11. März 2013 | von Redaktion

Mitarbeiter, die während der Arbeit viel lernen, sind gut für die Innovationskraft eines Unternehmens. Dies zeigt die Untersuchung „Learning and innovation in enterprises“, die im Auftrag des Europäischen Zentrums für die Förderung der Berufsbildung (Cedefop) in 28 europäischen Staaten durchgeführt wurde. Die Studie untersuchte die Fragen: Welche Verbindungen gibt es zwischen Arbeitsumgebung, Lernen, Weiterbildung und Innovation am Arbeitsplatz? Wie kann die Arbeitsumgebung das Lernen und die Innovationsfähigkeit unterstützen?

Die Forschenden des Instituts für Innovation und Technik (iit) der VDI/VDE Innovation und Technik GmbH und des Forschungsinstituts für Bildungs- und Sozialökonomie (FiBS) fanden heraus, dass lernfreundliche Arbeitsplätze in Unternehmen die Innovationsfähigkeit ganzer Volkswirtschaften fördern. Konkret heisst das: Ein Arbeitsumfeld, in dem die Beschäftigten mehr Autonomie haben und komplexere Aufgaben gestellt bekommen, führt zu einer intensiveren Zusammenarbeit im Team, einer stärker auf Weiterbildung und Innovation ausgerichteten Unternehmenskultur, einer verstärkten Bereitschaft zum Lernen sowie einer besseren Aufnahmefähigkeit und damit zu mehr Innovationsfähigkeit im Unternehmen. Darüber hinaus fördert eine solche lernfreundliche Arbeitsumgebung das individuelle Lernen.
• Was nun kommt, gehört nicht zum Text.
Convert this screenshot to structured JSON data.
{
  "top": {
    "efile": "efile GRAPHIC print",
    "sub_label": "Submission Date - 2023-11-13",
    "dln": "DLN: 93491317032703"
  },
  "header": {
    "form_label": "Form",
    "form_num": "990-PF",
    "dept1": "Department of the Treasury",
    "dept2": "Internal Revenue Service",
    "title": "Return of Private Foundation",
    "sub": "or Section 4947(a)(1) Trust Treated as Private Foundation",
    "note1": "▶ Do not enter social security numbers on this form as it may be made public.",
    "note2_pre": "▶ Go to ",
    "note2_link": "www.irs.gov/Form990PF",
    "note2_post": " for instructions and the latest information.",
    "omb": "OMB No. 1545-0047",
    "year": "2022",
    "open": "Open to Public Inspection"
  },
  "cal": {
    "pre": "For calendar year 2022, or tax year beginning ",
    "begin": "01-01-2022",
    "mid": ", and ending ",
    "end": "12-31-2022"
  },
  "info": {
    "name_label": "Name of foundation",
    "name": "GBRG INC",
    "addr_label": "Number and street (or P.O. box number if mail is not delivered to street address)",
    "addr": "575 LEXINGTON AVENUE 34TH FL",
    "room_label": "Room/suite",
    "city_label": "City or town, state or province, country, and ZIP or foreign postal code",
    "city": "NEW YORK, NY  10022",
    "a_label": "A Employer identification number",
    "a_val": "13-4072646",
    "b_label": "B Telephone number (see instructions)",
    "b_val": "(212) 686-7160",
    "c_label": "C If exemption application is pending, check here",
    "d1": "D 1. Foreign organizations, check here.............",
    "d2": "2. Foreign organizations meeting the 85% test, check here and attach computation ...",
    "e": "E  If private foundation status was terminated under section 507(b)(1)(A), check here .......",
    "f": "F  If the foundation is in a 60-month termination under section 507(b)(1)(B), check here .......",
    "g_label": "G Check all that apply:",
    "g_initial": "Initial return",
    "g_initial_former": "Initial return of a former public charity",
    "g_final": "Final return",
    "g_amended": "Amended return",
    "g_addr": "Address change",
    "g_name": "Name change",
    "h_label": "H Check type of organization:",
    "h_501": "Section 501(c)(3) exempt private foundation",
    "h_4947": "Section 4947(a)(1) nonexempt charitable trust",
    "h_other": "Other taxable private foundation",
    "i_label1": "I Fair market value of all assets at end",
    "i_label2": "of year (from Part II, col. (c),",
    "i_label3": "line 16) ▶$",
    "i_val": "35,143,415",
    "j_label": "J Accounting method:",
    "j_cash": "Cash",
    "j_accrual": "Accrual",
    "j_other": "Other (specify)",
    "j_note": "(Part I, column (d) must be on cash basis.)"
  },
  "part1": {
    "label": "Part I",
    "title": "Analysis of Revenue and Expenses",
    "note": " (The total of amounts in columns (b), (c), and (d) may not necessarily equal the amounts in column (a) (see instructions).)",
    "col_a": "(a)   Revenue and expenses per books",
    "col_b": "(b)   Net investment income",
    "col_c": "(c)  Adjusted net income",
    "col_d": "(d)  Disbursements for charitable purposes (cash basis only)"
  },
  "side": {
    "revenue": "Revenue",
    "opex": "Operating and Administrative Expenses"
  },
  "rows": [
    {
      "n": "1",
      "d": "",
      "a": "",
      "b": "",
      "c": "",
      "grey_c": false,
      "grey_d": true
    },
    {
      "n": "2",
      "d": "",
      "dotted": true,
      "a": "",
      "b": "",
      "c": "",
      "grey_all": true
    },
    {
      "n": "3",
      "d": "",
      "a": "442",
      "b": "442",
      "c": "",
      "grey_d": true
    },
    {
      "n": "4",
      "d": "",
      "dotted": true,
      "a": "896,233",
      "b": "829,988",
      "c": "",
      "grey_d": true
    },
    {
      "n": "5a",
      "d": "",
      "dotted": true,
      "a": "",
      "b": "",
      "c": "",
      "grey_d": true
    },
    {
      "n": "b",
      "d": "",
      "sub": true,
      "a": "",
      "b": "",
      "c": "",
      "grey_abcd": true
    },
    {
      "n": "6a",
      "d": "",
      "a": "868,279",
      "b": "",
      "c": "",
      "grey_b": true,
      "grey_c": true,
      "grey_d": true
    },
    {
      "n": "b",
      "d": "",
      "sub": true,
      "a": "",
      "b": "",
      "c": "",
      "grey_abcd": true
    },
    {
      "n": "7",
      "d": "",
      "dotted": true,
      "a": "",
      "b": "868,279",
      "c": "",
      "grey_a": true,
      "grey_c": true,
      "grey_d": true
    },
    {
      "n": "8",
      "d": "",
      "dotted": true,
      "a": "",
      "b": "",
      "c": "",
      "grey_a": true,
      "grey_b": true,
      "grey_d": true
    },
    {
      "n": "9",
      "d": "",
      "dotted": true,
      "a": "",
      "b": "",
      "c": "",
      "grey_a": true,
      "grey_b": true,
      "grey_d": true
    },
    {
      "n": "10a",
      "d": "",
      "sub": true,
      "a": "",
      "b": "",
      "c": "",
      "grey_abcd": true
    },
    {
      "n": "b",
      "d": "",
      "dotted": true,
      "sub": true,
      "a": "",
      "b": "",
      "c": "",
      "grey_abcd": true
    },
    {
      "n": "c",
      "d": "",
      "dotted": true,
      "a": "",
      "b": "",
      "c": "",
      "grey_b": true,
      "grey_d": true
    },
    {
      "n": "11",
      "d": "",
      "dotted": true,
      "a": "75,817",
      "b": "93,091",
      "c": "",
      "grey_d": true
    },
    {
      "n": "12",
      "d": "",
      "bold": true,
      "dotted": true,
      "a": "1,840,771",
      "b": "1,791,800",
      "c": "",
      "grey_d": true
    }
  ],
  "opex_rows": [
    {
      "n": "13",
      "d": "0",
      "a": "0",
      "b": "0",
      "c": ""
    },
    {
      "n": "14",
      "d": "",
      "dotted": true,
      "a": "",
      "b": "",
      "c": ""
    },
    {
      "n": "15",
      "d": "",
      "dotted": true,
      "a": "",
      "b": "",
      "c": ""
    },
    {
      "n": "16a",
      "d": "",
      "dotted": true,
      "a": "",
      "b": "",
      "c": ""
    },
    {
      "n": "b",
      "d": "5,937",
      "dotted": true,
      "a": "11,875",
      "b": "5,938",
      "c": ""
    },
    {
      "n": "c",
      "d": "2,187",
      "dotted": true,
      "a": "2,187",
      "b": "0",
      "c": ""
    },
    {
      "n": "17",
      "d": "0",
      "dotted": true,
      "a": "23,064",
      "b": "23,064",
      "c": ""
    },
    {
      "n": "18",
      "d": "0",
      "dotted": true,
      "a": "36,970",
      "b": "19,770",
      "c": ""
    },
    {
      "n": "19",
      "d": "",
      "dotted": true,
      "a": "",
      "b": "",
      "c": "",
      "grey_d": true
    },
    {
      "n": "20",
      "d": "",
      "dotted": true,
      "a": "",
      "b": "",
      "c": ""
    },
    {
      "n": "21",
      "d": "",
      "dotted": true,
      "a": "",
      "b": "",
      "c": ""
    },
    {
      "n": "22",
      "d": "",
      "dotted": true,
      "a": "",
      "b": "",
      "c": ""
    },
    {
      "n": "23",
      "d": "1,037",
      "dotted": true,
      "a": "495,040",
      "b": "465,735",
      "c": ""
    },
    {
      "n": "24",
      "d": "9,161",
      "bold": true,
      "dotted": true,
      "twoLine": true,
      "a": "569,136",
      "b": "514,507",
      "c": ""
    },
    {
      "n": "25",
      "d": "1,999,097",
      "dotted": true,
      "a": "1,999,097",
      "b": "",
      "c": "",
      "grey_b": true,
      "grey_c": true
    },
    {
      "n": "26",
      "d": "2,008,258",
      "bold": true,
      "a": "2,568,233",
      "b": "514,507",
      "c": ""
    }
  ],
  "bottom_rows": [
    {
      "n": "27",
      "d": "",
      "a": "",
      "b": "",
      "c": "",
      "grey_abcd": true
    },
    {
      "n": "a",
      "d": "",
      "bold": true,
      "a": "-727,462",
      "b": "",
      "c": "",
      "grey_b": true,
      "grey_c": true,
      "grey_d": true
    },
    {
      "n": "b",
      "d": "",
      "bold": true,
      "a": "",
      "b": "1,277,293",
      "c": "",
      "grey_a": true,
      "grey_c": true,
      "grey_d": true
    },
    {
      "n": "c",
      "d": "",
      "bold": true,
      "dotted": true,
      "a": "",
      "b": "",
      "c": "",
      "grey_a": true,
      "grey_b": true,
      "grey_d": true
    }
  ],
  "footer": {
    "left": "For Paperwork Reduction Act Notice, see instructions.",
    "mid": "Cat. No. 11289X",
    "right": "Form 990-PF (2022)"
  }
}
Dies wiederum verbessert bei den Arbeitnehmern die Fähigkeit, am Innovationsprozess teilzunehmen und ihn zu beschleunigen.

Das Fazit der Untersuchung: Wenn die Mitarbeiter mit umfassenden und vielfältigen Aufgaben gefordert werden, profitiert am Ende auch das Unternehmen. Die betriebliche und berufliche Weiterbildung erhält damit noch mehr Gewicht und wird von den Forschenden in der Studie mit dem Hochschulstudium auf dieselbe Stufe gestellt.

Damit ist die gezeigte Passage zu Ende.